Shot of Paul and Lucinda in the distance. Lucinda is still carrying the bags. Paul is now wearing dark glasses and is holding a white stick.



CUT TO: Eddy and Vernon.

 

Vernon spots them.




VERNON



Oh no. Look who it is.





EDDY



Who?





VERNON



It’s Paul...and Lucinda.





EDDY



Who?





VERNON



You remember.




Paul and Lucinda come into shot running.



Lucinda accidentally trips Paul. He falls into the tree and then onto the floor, as does Lucinda.

They both lye on the floor.




PAUL



Help! Help!




Eddy and Vernon look at each other.




PAUL



Help! Help! For the love of God; Somebody help me!





VERNON



(Despondently) I think he needs help.




Eddy shrugs his shoulders.




PAUL



Help!





VERNON



(Mockingly) Would one be desiring an element of assistance?





PAUL



Who is there? Help me! Please!





EDDY



Should we help him?





VERNON



No.





EDDY



He may have some food.





VERNON



That is true. I like your thinking.
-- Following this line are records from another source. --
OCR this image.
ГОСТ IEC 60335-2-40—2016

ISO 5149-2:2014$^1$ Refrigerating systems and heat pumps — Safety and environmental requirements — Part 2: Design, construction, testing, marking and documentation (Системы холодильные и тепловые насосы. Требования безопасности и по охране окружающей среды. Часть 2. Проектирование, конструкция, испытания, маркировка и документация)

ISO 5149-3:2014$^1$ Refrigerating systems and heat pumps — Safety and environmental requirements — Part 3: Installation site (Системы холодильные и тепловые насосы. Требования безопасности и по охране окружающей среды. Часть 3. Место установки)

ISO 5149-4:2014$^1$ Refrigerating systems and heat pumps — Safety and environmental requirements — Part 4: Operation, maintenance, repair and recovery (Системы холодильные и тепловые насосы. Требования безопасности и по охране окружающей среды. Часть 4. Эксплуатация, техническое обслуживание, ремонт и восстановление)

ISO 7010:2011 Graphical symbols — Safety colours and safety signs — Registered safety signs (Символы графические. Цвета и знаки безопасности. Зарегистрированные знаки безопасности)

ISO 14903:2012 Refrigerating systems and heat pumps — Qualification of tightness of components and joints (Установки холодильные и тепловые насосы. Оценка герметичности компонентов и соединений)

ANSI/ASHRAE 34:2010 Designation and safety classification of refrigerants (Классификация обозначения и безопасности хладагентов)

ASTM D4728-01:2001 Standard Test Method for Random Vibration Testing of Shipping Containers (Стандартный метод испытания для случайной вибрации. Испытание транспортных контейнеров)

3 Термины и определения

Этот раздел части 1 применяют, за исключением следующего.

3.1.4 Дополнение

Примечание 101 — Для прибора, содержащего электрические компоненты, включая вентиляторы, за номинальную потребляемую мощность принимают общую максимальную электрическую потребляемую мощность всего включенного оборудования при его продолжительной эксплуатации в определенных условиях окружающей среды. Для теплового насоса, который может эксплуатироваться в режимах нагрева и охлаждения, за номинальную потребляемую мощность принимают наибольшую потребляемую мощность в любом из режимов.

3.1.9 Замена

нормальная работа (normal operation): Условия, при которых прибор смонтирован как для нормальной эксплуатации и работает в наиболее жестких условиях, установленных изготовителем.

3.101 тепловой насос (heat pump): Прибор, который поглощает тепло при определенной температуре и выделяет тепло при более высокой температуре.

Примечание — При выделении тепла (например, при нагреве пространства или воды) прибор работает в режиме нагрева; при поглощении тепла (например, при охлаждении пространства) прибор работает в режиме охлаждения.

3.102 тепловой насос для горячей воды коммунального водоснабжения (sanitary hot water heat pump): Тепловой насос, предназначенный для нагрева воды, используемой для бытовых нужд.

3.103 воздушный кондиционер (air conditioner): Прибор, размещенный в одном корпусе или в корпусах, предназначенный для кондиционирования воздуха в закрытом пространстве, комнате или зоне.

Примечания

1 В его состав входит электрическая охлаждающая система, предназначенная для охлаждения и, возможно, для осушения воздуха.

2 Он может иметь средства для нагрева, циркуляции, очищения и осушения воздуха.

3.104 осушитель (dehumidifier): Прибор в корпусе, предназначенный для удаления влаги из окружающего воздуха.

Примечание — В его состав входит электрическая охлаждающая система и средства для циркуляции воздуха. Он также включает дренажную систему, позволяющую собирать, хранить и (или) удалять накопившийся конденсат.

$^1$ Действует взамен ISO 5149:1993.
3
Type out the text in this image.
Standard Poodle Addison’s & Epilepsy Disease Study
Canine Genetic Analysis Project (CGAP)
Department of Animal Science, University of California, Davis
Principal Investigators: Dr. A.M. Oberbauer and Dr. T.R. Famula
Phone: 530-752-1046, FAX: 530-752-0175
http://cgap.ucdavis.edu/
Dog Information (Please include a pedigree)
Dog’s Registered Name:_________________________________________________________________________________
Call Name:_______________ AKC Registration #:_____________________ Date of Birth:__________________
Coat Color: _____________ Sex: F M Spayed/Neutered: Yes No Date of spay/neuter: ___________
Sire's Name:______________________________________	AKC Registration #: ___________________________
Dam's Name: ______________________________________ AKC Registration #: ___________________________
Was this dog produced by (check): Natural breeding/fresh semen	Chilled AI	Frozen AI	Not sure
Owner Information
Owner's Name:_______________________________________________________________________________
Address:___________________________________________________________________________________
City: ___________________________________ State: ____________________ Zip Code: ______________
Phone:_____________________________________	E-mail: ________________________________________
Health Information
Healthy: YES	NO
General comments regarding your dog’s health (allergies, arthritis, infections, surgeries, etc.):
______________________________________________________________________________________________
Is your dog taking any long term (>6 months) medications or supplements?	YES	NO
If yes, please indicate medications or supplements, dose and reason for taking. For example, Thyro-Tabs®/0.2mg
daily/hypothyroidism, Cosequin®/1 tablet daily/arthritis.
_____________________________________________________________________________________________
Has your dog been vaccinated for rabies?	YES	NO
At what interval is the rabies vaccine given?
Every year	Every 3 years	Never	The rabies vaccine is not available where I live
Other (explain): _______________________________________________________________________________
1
We could bribe him.





EDDY



For five pounds.





VERNON



That would pass the time of day.





EDDY



Or maybe fifty.





VERNON



(Excited) Let’s help. It’s the moral thing to do.





PAUL



Help!





VERNON



Oh, I can’t listen to this all day. Let’s pick him up.




Eddy and Vernon attempt to pick up Paul off Lucinda. In doing so, though, they both fall over themselves whilst Paul remains in the same place.